昔から同世代のものに対して特別な思いがあった。自分が過ごしてきた時間の長さを知っているから、同じ時間を共有したものに、それだけで特別な関係が生じているような気がする。

さて、車や楽器、カメラといった、趣味性が強く、さらに自分にとっての"相棒"となり得る存在を、自分と同い年のものにしたいという感覚は、割と多くの人々の中に存在しているように感じる。

自分と同い年の相棒を手に入れることは、それだけで人生にとって特筆すべきストーリーとなる。機械は時間が経ち、ビンテージと呼ばれる年式になれば入手が困難になってしまうため、できるだけ人生の相棒は早めに買っておきたい。

この春、新しくバイクを買う機会が訪れた。中古バイク屋で出会った1998年式のスズキ・ボルティーだ。

光り輝くメッキパーツが眩しい

完全な同い年では無かったが、1999年生まれの私と一歳違い。25年前のバイクにしては驚くほどに綺麗で、店に入荷したばかりだと言う。

タイプTという特別仕様車で、現在では中古市場でもあまり見かけないモデルだ。高校時代から憧れていたボルティー。直感的に自分の相棒だと感じた。

タイプTは通常仕様と違い、リアキャリアやロングシートによって、よりクラシカルかつ、ブリティッシュバイク的な存在感を纏っている。それでいて童夢によるキュートな曲線美のデザインは健在だ。

タイプTの初期型にのみ装着される特別なエンブレム

免許を取ってから初の250ccクラス。今まで乗っていた125ccのホンダ・グロムと比べ、より自分が"バイクに乗っている"という感覚が強くなる。それでいて足つきは良好。タイヤサイズが大幅に大きくなったことにより、ハンドルのヘビーさを感じるものの、走り出すとそれが安定感を生み出す。

前オーナーによりタコメーターが追加されている。スポーティな印象のハンドル周り。

80年代にリリースされたDR250Sからの流れを汲む単気筒エンジンは、驚くほど軽やかに加速していく。ミッションも非常にスムーズ。5速ミッションはかなり加速に振ったギア比ではあるものの、キャンプなどで大きい荷物を載せることや、下道での運用がほとんどであることを考えるとちょうどいいバランスだろう。

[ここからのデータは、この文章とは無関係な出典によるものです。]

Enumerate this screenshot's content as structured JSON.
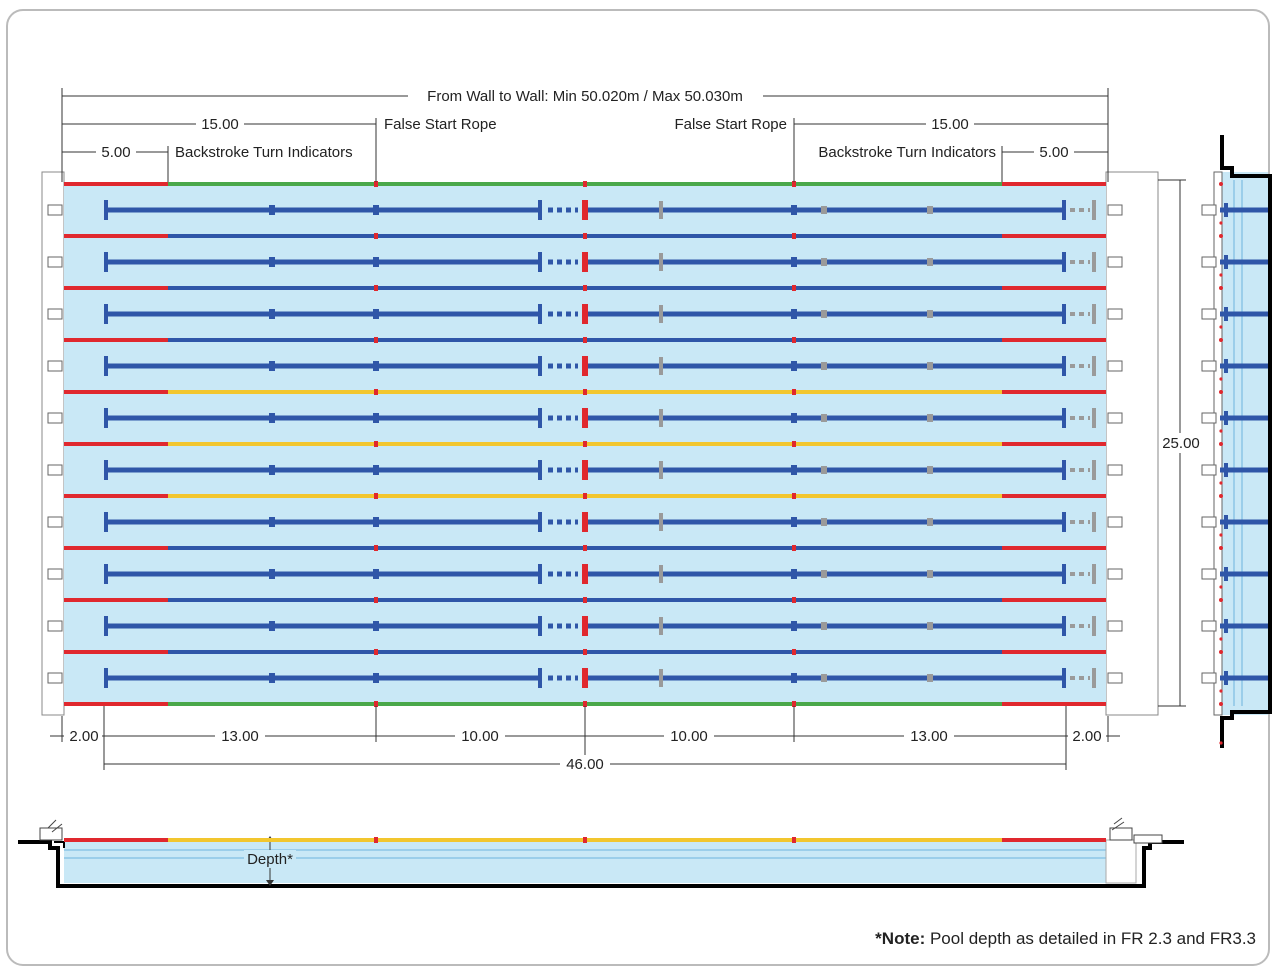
{
  "labels": {
    "wall_to_wall": "From Wall to Wall: Min 50.020m / Max 50.030m",
    "false_start_left": "False Start Rope",
    "false_start_right": "False Start Rope",
    "backstroke_left": "Backstroke Turn Indicators",
    "backstroke_right": "Backstroke Turn Indicators",
    "dim_15_left": "15.00",
    "dim_15_right": "15.00",
    "dim_5_left": "5.00",
    "dim_5_right": "5.00",
    "width": "25.00",
    "bottom_dims": [
      "2.00",
      "13.00",
      "10.00",
      "10.00",
      "13.00",
      "2.00"
    ],
    "total_46": "46.00",
    "depth": "Depth*"
  },
  "note": {
    "bold": "*Note:",
    "text": " Pool depth as detailed in FR 2.3 and FR3.3"
  },
  "pool": {
    "lane_count": 10,
    "rope_colors_center": [
      "green",
      "blue",
      "blue",
      "blue",
      "yellow",
      "yellow",
      "yellow",
      "blue",
      "blue",
      "blue",
      "green"
    ]
  },
  "colors": {
    "water": "#c9e8f6",
    "lane_line": "#2f56a8",
    "rope_red": "#e0282e",
    "rope_green": "#4aa84a",
    "rope_yellow": "#f2c62e",
    "rope_blue": "#2f56a8",
    "grey_marker": "#9a9a9a",
    "frame_border": "#bbbbbb"
  }
}
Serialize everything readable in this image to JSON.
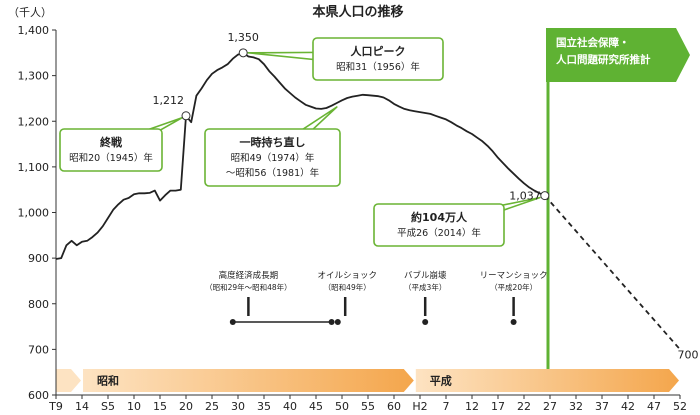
{
  "chart_data": {
    "type": "line",
    "title": "本県人口の推移",
    "ylabel": "（千人）",
    "ylim": [
      600,
      1400
    ],
    "yticks": [
      {
        "v": 600,
        "label": "600"
      },
      {
        "v": 700,
        "label": "700"
      },
      {
        "v": 800,
        "label": "800"
      },
      {
        "v": 900,
        "label": "900"
      },
      {
        "v": 1000,
        "label": "1,000"
      },
      {
        "v": 1100,
        "label": "1,100"
      },
      {
        "v": 1200,
        "label": "1,200"
      },
      {
        "v": 1300,
        "label": "1,300"
      },
      {
        "v": 1400,
        "label": "1,400"
      }
    ],
    "xlim": [
      1920,
      2040
    ],
    "xticks": [
      {
        "year": 1920,
        "label": "T9"
      },
      {
        "year": 1925,
        "label": "14"
      },
      {
        "year": 1930,
        "label": "S5"
      },
      {
        "year": 1935,
        "label": "10"
      },
      {
        "year": 1940,
        "label": "15"
      },
      {
        "year": 1945,
        "label": "20"
      },
      {
        "year": 1950,
        "label": "25"
      },
      {
        "year": 1955,
        "label": "30"
      },
      {
        "year": 1960,
        "label": "35"
      },
      {
        "year": 1965,
        "label": "40"
      },
      {
        "year": 1970,
        "label": "45"
      },
      {
        "year": 1975,
        "label": "50"
      },
      {
        "year": 1980,
        "label": "55"
      },
      {
        "year": 1985,
        "label": "60"
      },
      {
        "year": 1990,
        "label": "H2"
      },
      {
        "year": 1995,
        "label": "7"
      },
      {
        "year": 2000,
        "label": "12"
      },
      {
        "year": 2005,
        "label": "17"
      },
      {
        "year": 2010,
        "label": "22"
      },
      {
        "year": 2015,
        "label": "27"
      },
      {
        "year": 2020,
        "label": "32"
      },
      {
        "year": 2025,
        "label": "37"
      },
      {
        "year": 2030,
        "label": "42"
      },
      {
        "year": 2035,
        "label": "47"
      },
      {
        "year": 2040,
        "label": "52"
      }
    ],
    "series": [
      {
        "style": "solid",
        "color": "#222222",
        "points": [
          [
            1920,
            898
          ],
          [
            1921,
            900
          ],
          [
            1922,
            928
          ],
          [
            1923,
            938
          ],
          [
            1924,
            928
          ],
          [
            1925,
            936
          ],
          [
            1926,
            938
          ],
          [
            1927,
            946
          ],
          [
            1928,
            956
          ],
          [
            1929,
            970
          ],
          [
            1930,
            988
          ],
          [
            1931,
            1006
          ],
          [
            1932,
            1018
          ],
          [
            1933,
            1028
          ],
          [
            1934,
            1032
          ],
          [
            1935,
            1040
          ],
          [
            1936,
            1042
          ],
          [
            1937,
            1042
          ],
          [
            1938,
            1043
          ],
          [
            1939,
            1048
          ],
          [
            1940,
            1026
          ],
          [
            1941,
            1038
          ],
          [
            1942,
            1048
          ],
          [
            1943,
            1048
          ],
          [
            1944,
            1050
          ],
          [
            1945,
            1212
          ],
          [
            1946,
            1198
          ],
          [
            1947,
            1256
          ],
          [
            1948,
            1272
          ],
          [
            1949,
            1290
          ],
          [
            1950,
            1304
          ],
          [
            1951,
            1312
          ],
          [
            1952,
            1318
          ],
          [
            1953,
            1325
          ],
          [
            1954,
            1337
          ],
          [
            1955,
            1346
          ],
          [
            1956,
            1350
          ],
          [
            1957,
            1342
          ],
          [
            1958,
            1340
          ],
          [
            1959,
            1336
          ],
          [
            1960,
            1325
          ],
          [
            1961,
            1310
          ],
          [
            1962,
            1298
          ],
          [
            1963,
            1285
          ],
          [
            1964,
            1272
          ],
          [
            1965,
            1262
          ],
          [
            1966,
            1252
          ],
          [
            1967,
            1244
          ],
          [
            1968,
            1236
          ],
          [
            1969,
            1232
          ],
          [
            1970,
            1228
          ],
          [
            1971,
            1227
          ],
          [
            1972,
            1229
          ],
          [
            1973,
            1234
          ],
          [
            1974,
            1240
          ],
          [
            1975,
            1246
          ],
          [
            1976,
            1251
          ],
          [
            1977,
            1254
          ],
          [
            1978,
            1256
          ],
          [
            1979,
            1258
          ],
          [
            1980,
            1257
          ],
          [
            1981,
            1256
          ],
          [
            1982,
            1255
          ],
          [
            1983,
            1252
          ],
          [
            1984,
            1246
          ],
          [
            1985,
            1238
          ],
          [
            1986,
            1232
          ],
          [
            1987,
            1227
          ],
          [
            1988,
            1224
          ],
          [
            1989,
            1222
          ],
          [
            1990,
            1220
          ],
          [
            1991,
            1218
          ],
          [
            1992,
            1216
          ],
          [
            1993,
            1212
          ],
          [
            1994,
            1208
          ],
          [
            1995,
            1204
          ],
          [
            1996,
            1198
          ],
          [
            1997,
            1191
          ],
          [
            1998,
            1185
          ],
          [
            1999,
            1178
          ],
          [
            2000,
            1172
          ],
          [
            2001,
            1164
          ],
          [
            2002,
            1156
          ],
          [
            2003,
            1146
          ],
          [
            2004,
            1134
          ],
          [
            2005,
            1120
          ],
          [
            2006,
            1108
          ],
          [
            2007,
            1096
          ],
          [
            2008,
            1085
          ],
          [
            2009,
            1074
          ],
          [
            2010,
            1064
          ],
          [
            2011,
            1055
          ],
          [
            2012,
            1048
          ],
          [
            2013,
            1042
          ],
          [
            2014,
            1037
          ]
        ]
      },
      {
        "style": "dashed",
        "color": "#222222",
        "points": [
          [
            2014,
            1037
          ],
          [
            2040,
            700
          ]
        ]
      }
    ],
    "points": [
      {
        "year": 1945,
        "value": 1212,
        "label": "1,212"
      },
      {
        "year": 1956,
        "value": 1350,
        "label": "1,350"
      },
      {
        "year": 2014,
        "value": 1037,
        "label": "1,037"
      },
      {
        "year": 2040,
        "value": 700,
        "label": "700"
      }
    ],
    "callouts": [
      {
        "id": "peak",
        "title": "人口ピーク",
        "sub": "昭和31（1956）年"
      },
      {
        "id": "war-end",
        "title": "終戦",
        "sub": "昭和20（1945）年"
      },
      {
        "id": "recovery",
        "title": "一時持ち直し",
        "sub": "昭和49（1974）年",
        "sub2": "～昭和56（1981）年"
      },
      {
        "id": "latest",
        "title": "約104万人",
        "sub": "平成26（2014）年"
      }
    ],
    "projection_label": [
      "国立社会保障・",
      "人口問題研究所推計"
    ],
    "projection_start_year": 2015,
    "events": [
      {
        "id": "high-growth",
        "label": "高度経済成長期",
        "sub": "（昭和29年～昭和48年）",
        "start": 1954,
        "end": 1973
      },
      {
        "id": "oil-shock",
        "label": "オイルショック",
        "sub": "（昭和49年）",
        "start": 1973,
        "end": 1974
      },
      {
        "id": "bubble",
        "label": "バブル崩壊",
        "sub": "（平成3年）",
        "start": 1991,
        "end": 1991
      },
      {
        "id": "lehman",
        "label": "リーマンショック",
        "sub": "（平成20年）",
        "start": 2008,
        "end": 2008
      }
    ],
    "eras": [
      {
        "label": "",
        "start": 1920,
        "end": 1925
      },
      {
        "label": "昭和",
        "start": 1925,
        "end": 1989
      },
      {
        "label": "平成",
        "start": 1989,
        "end": 2040
      }
    ],
    "colors": {
      "callout_border": "#6ab434",
      "projection": "#5fb233",
      "era_light": "#fde3c2",
      "era_dark": "#f4a64c",
      "line": "#222222"
    }
  }
}
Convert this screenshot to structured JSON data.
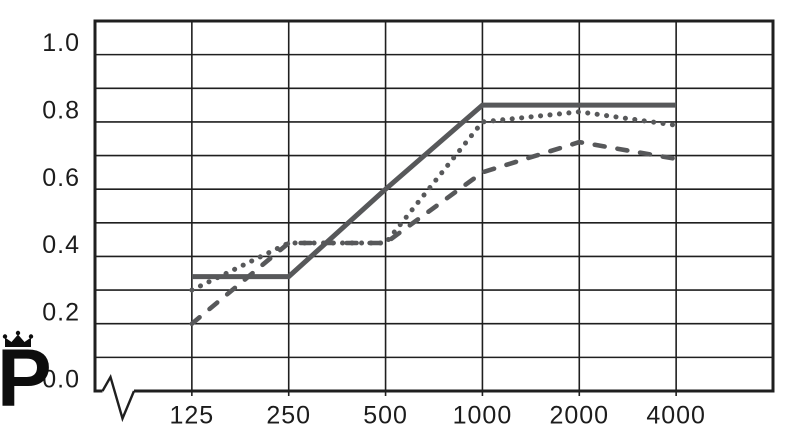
{
  "figure": {
    "background": "#ffffff",
    "grid_color": "#1f1f1f",
    "series_color": "#57585a",
    "text_color": "#1c1c1c",
    "logo": {
      "letter": "P",
      "description": "crown-over-P publisher logo",
      "color": "#0d0d0d"
    }
  },
  "chart_data": {
    "type": "line",
    "title": "",
    "xlabel": "",
    "ylabel": "",
    "x_categories": [
      "125",
      "250",
      "500",
      "1000",
      "2000",
      "4000"
    ],
    "x_values": [
      125,
      250,
      500,
      1000,
      2000,
      4000
    ],
    "series": [
      {
        "name": "dashed-series",
        "style": "dashed",
        "values": [
          0.2,
          0.44,
          0.44,
          0.65,
          0.74,
          0.69
        ]
      },
      {
        "name": "solid-series",
        "style": "solid",
        "values": [
          0.34,
          0.34,
          0.6,
          0.85,
          0.85,
          0.85
        ]
      },
      {
        "name": "dotted-series",
        "style": "dotted",
        "values": [
          0.3,
          0.44,
          0.44,
          0.8,
          0.83,
          0.79
        ]
      }
    ],
    "ylim": [
      0,
      1.1
    ],
    "y_gridline_step": 0.1,
    "y_ticks": [
      {
        "value": 1.0,
        "label": "1.0"
      },
      {
        "value": 0.8,
        "label": "0.8"
      },
      {
        "value": 0.6,
        "label": "0.6"
      },
      {
        "value": 0.4,
        "label": "0.4"
      },
      {
        "value": 0.2,
        "label": "0.2"
      },
      {
        "value": 0.0,
        "label": "0.0"
      }
    ],
    "grid": true,
    "legend": "none",
    "x_axis_break": true
  }
}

古いワイヤースポークのチューブタイヤ。キャブレターエンジン。燃料計の無いシンプルなメーター。現代のバイクと比べ、あまりに古臭く不便なバイク。状態はいいが、所々に錆や経年劣化が見られる。しかしながらそれが生産から25年という時間を感じさせ、むしろ勲章のように輝く。自分と(ほぼ)同い年の新しい相棒との冒険がこれから始まる。